La SFAM assure avoir recruté une équipe de 60 personnes chargée de superviser le travail des vendeurs. Pas sûr que l’objectif soit atteint. « Ces coachs sont surtout là pour nous aider à vendre plus », assure le délégué syndical. « Il y en a un en ce moment dans notre magasin. Il est plus là pour nous aider à enregistrer les souscriptions qu’à encadrer le discours des vendeurs », confirme son collègue.
Un démarchage par téléphone bien rodé
Si l’argumentaire fait mouche en magasin, il fonctionne aussi très bien en cas de démarchage téléphonique. Nous avons pu écouter le contenu de l’appel qu’a reçu un consommateur après avoir acheté un jeu en ligne.
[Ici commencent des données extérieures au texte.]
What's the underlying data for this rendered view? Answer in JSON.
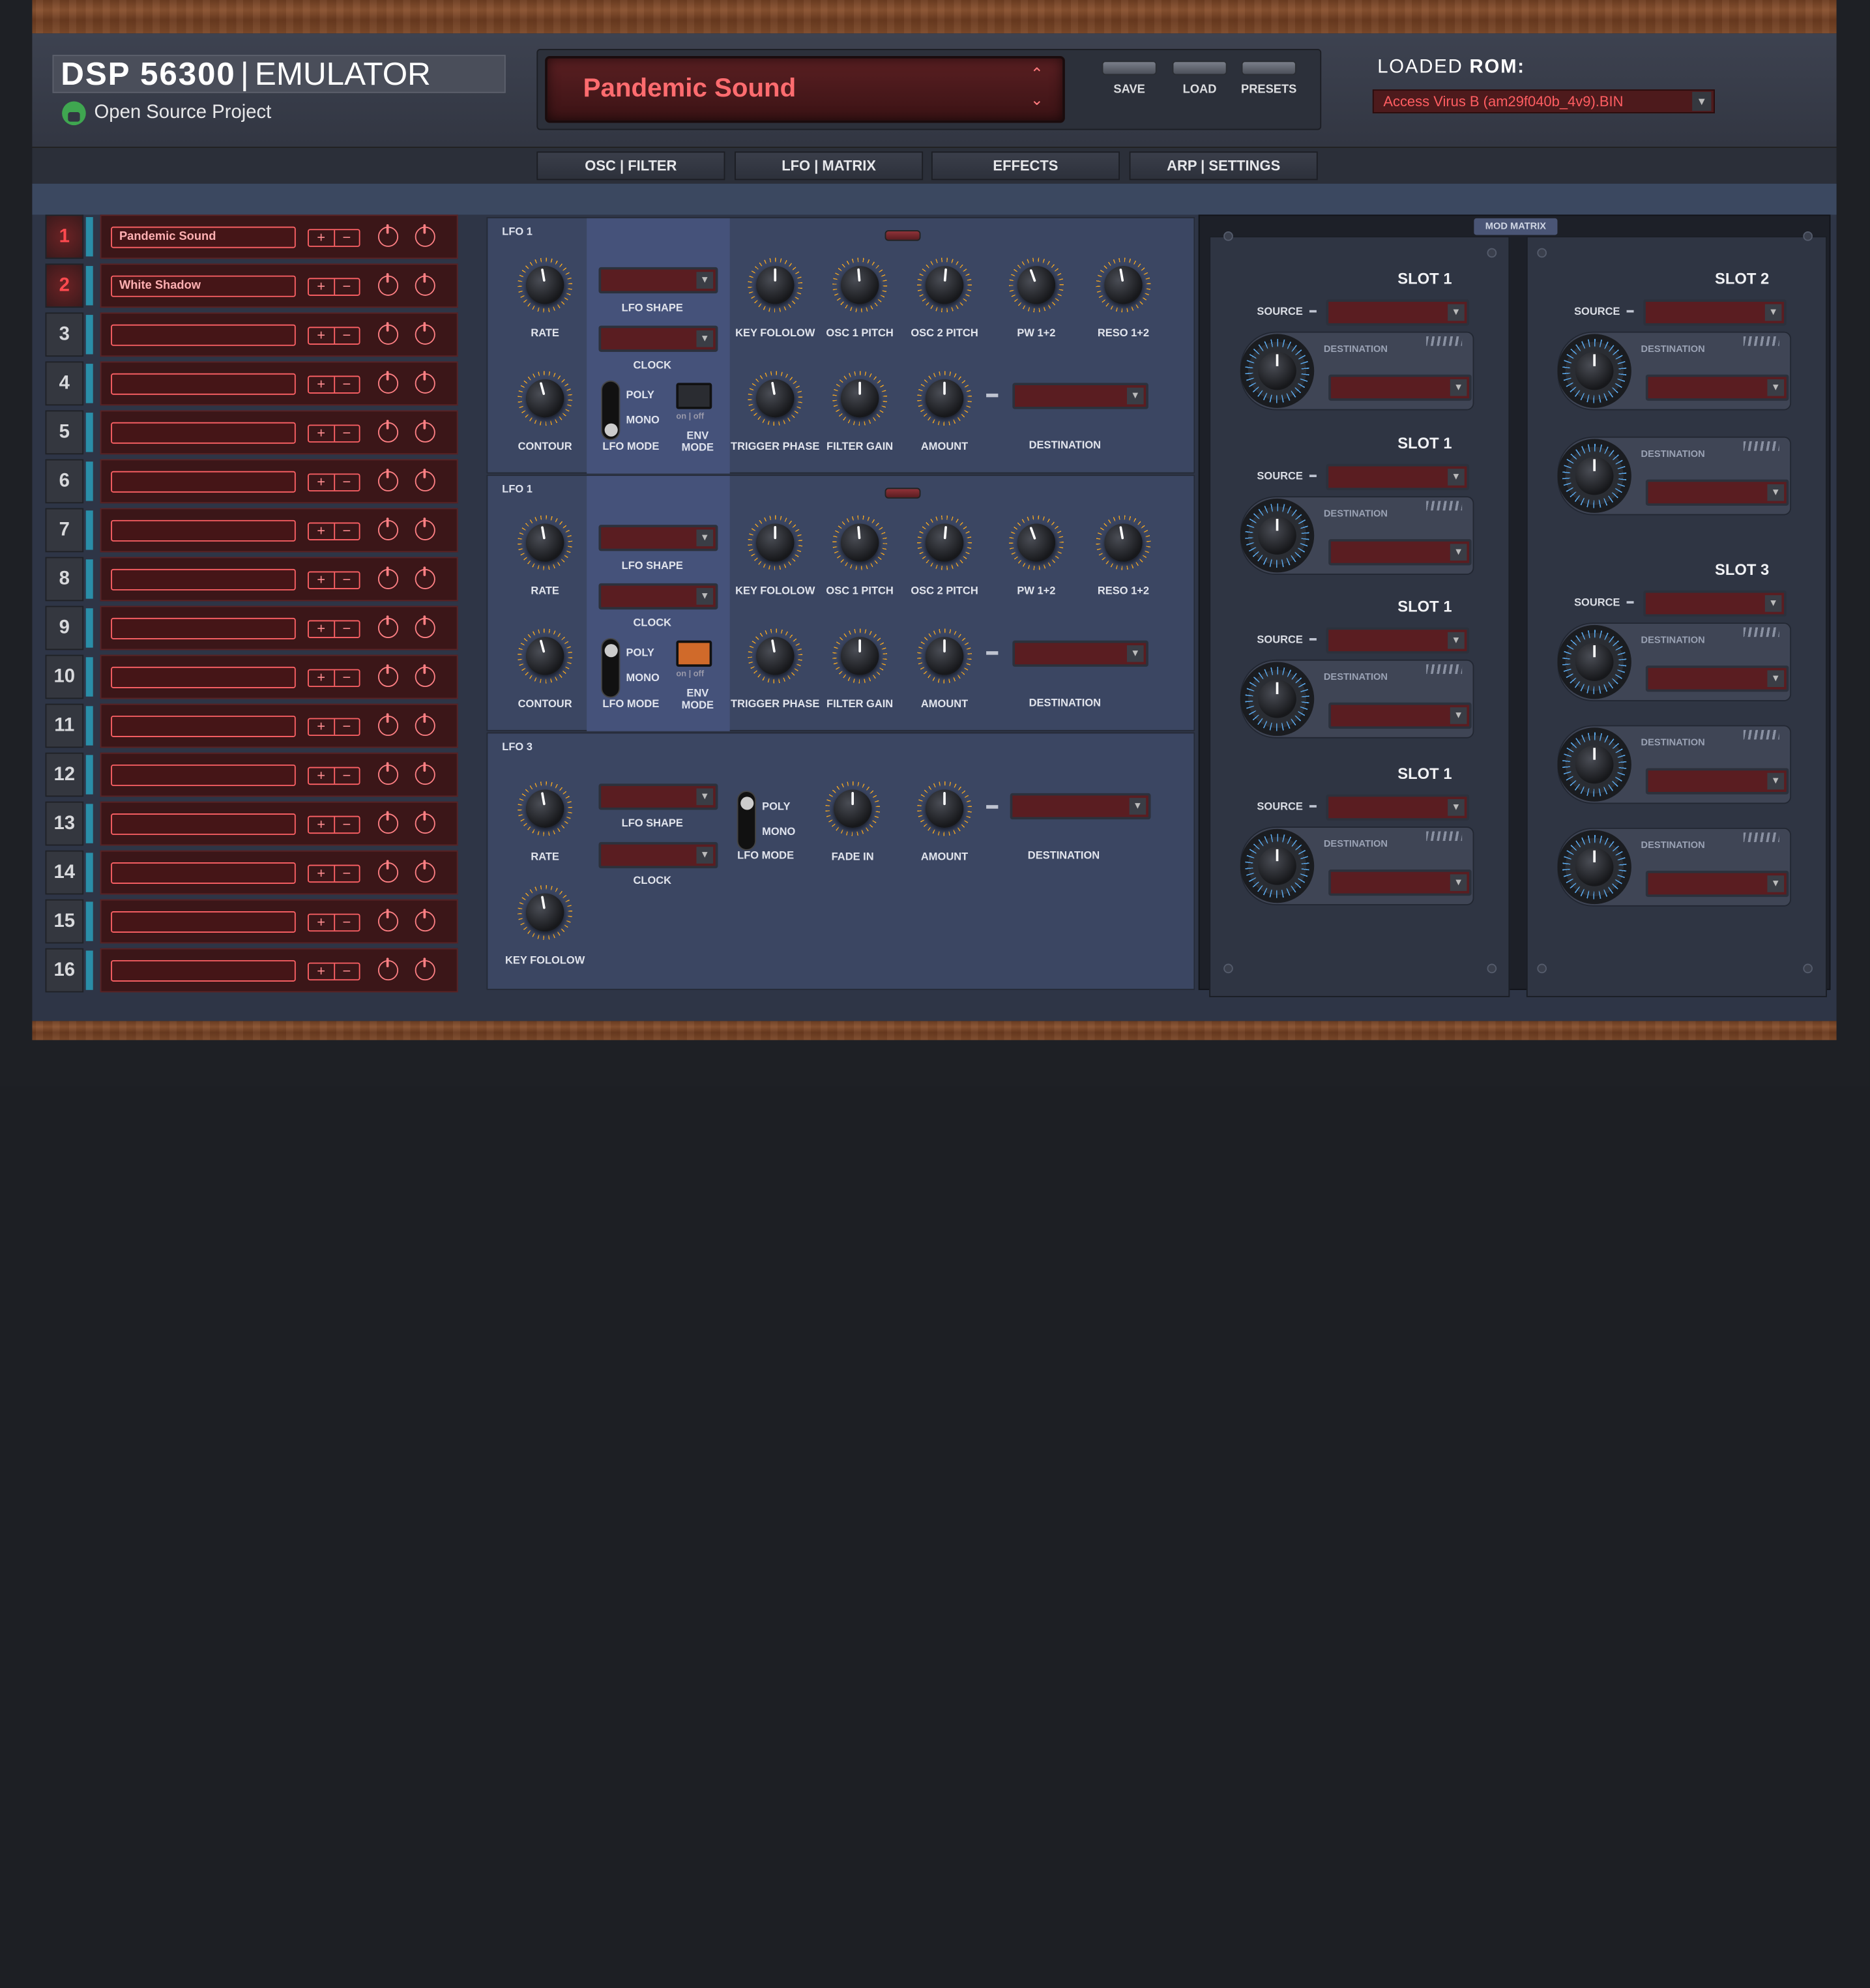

Si le téléopérateur ne cache pas le fait qu’il vend une assurance, son discours fait miroiter un privilège. « Votre commande vous rend éligible à un remboursement de 30 € ainsi qu’à 1 mois d’assurance offert et sans engagement, expliquait-il. Notre but, c’est de nous faire connaître du public. Vous pouvez donc l’essayer et je vous rappellerai dans 20 jours pour faire le point ». Sans aucune certitude qu’il le fasse vraiment.
Qu’il s’agisse de la SFAM ou de ses concurrents, la méfiance s’impose dès que l’on parle d’assurance pour téléphone mobile ou qu’un vendeur présente une offre trop alléchante, y compris dans une enseigne renommée. L’UFC-Que Choisir a d’ailleurs déjà mis en garde les consommateurs contre ce genre de services dont les contrats sont trop souvent truffés d’exclusions et difficiles à résilier. Alors avant de souscrire, mieux vaut étudier précisément toutes les conditions de l’offre et ne pas se laisser aveugler par un hypothétique remboursement.
(1) Assurance en lien avec l’univers d’un produit ou d’un service.
(2) En fonction du magasin dans lequel il exerce, tous les vendeurs Fnac ne perçoivent pas cette commission.